Question

The base \[{\rm{BC}}\] of a triangle \[{\rm{ABC}}\] is bisected at the point \[({\rm{p}},{\rm{q}})\] and the equations to the sides \[{\rm{AB}}\] and \[{\rm{AC}}\] are respectively \[x + y + 3 = 0\] and \[qx + py = 1\], then the equation to the median through \[{\rm{A}}\] is
A. \[2x - y = 9\]
B. \[\left( {{p^2} + {q^2} - 1} \right)(px + qy - 1) = (2p - 1)(qx + py - 1)\]
C. \[(pq - 1)(px + qy - 1) = \left( {{p^2} + {q^2} - 1} \right)(qx + py - 1)\]
D. None of these

Answer 1

Hint: First, create the equation for the family of lines going through AB and AC, and then, from that family of lines, one line is the median and passes through point \[\left( {p,{\rm{ }}q} \right)\]and if you satisfy this point \[\left( {p,{\rm{ }}q} \right)\] in the line family, you will receive the equation of the median flowing through A.

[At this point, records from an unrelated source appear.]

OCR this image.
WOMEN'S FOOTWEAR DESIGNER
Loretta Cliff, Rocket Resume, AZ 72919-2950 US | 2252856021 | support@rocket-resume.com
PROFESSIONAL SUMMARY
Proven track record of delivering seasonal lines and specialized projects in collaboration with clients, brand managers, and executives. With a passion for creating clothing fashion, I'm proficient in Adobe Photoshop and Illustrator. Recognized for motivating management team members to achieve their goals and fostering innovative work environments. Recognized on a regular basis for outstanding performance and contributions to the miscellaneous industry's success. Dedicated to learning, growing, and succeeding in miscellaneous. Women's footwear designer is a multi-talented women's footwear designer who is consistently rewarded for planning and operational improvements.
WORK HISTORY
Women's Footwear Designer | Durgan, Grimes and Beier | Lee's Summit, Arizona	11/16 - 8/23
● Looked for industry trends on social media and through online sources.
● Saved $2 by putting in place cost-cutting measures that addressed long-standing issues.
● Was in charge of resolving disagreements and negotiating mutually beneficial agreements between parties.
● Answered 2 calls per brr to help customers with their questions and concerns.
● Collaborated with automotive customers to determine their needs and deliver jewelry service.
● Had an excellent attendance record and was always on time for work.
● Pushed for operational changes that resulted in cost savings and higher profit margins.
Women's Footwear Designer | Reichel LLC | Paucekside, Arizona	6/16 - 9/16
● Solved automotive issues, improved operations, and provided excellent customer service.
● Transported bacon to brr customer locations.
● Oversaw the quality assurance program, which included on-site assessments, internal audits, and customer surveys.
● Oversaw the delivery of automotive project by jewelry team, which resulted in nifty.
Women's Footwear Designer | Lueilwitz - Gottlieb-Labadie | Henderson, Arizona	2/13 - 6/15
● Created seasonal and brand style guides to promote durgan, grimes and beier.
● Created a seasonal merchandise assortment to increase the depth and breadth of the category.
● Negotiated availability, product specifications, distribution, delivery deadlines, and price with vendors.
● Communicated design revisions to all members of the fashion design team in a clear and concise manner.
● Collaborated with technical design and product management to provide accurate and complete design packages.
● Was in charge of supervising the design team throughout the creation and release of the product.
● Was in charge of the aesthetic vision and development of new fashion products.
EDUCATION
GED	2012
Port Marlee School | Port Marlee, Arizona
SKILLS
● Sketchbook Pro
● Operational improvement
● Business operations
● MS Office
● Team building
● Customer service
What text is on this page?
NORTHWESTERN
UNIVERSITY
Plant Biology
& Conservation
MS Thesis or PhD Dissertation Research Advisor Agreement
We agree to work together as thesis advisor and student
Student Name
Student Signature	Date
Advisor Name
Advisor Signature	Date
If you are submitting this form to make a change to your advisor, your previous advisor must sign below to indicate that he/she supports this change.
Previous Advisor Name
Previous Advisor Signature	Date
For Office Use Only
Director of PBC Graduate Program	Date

Formula Used: Family of lines passing through the point can be calculated using the formula,
\[u + kv = 0\]
Where: \[u = 0\] \[v = 0\] and \[k\]- parameter

Complete step by step solution: We have been provided in the data given in the question that,
A triangle’s \[{\rm{ABC}}\]base \[{\rm{BC}}\] bisects at the point \[({\rm{p}},{\rm{q}})\]
The equations to the sides \[{\rm{AB}}\] and \[{\rm{AC}}\] are respectively
\[x + y + 3 = 0\]---\[{L_1}\]
\[qx + py = 1\]----\[{L_2}\]


 Let us assume that the equation of side \[AB\] is \[{L_1}\]
And the equation of side \[BC\] be assumed as \[{L_2}\]
Now, we have to construct the line family that runs through \[AB\] and \[AC\] we have
\[{L_1} + \lambda {L_2} = 0\]
On substituting the value of \[{L_1}\] and \[{L_2}\] in the above equation, we get
\[px + qy - 1 + \lambda (qx + py - 1) = 0\]------ (1)
Now, one of the families of lines in this equation is the median and passes through point \[\left( {p,{\rm{ }}q} \right)\] hence satisfying the point \[\left( {p,{\rm{ }}q} \right)\] in the preceding equation will produce the value of \[\lambda \]
\[{p^2} + {q^2} - 1 + \lambda (qp + pq - 1) = 0\]
Now, we have to simplify the terms inside the parentheses, we get
\[ \Rightarrow \lambda (2pq - 1) = 1 - {p^2} - {q^2}\]
On solving for \[\lambda \] we get
\[ \Rightarrow \lambda = \dfrac{{1 - {p^2} - {q^2}}}{{2pq - 1}}\]
On substituting the value of \[\lambda \] in the equation (1), we get
\[px + qy - 1 + \dfrac{{1 - {p^2} - {q^2}}}{{2pq - 1}}(qx + py - 1) = 0\]
Now, we have to solve the fraction by multiplying the numerator with terms on LHS of the equation and vice versa, we get
\[ \Rightarrow (2pq - 1)(px + qy - 1) + \left( {1 - {p^2} - {q^2}} \right)(qx + py - 1) = 0\]
Now, let us restructure the obtained equation as,\[ \Rightarrow (2pq - 1)(px + qy - 1) = (qx + py - 1)\left( {{p^2} + {q^2} - 1} \right)\]
Therefore, the equation to the median through \[{\rm{A}}\] is \[(2pq - 1)(px + qy - 1) = (qx + py - 1)\left( {{p^2} + {q^2} - 1} \right)\]

Option ‘C’ is correct

Note: There is another technique to solve the problem by first finding the junction point of lines travelling through sides \[AB,AC\] and then getting the coordinates of \[A\] and a point \[\left( {p,{\rm{ }}q} \right)\]and if we have two points, we can write the equation of a straight line.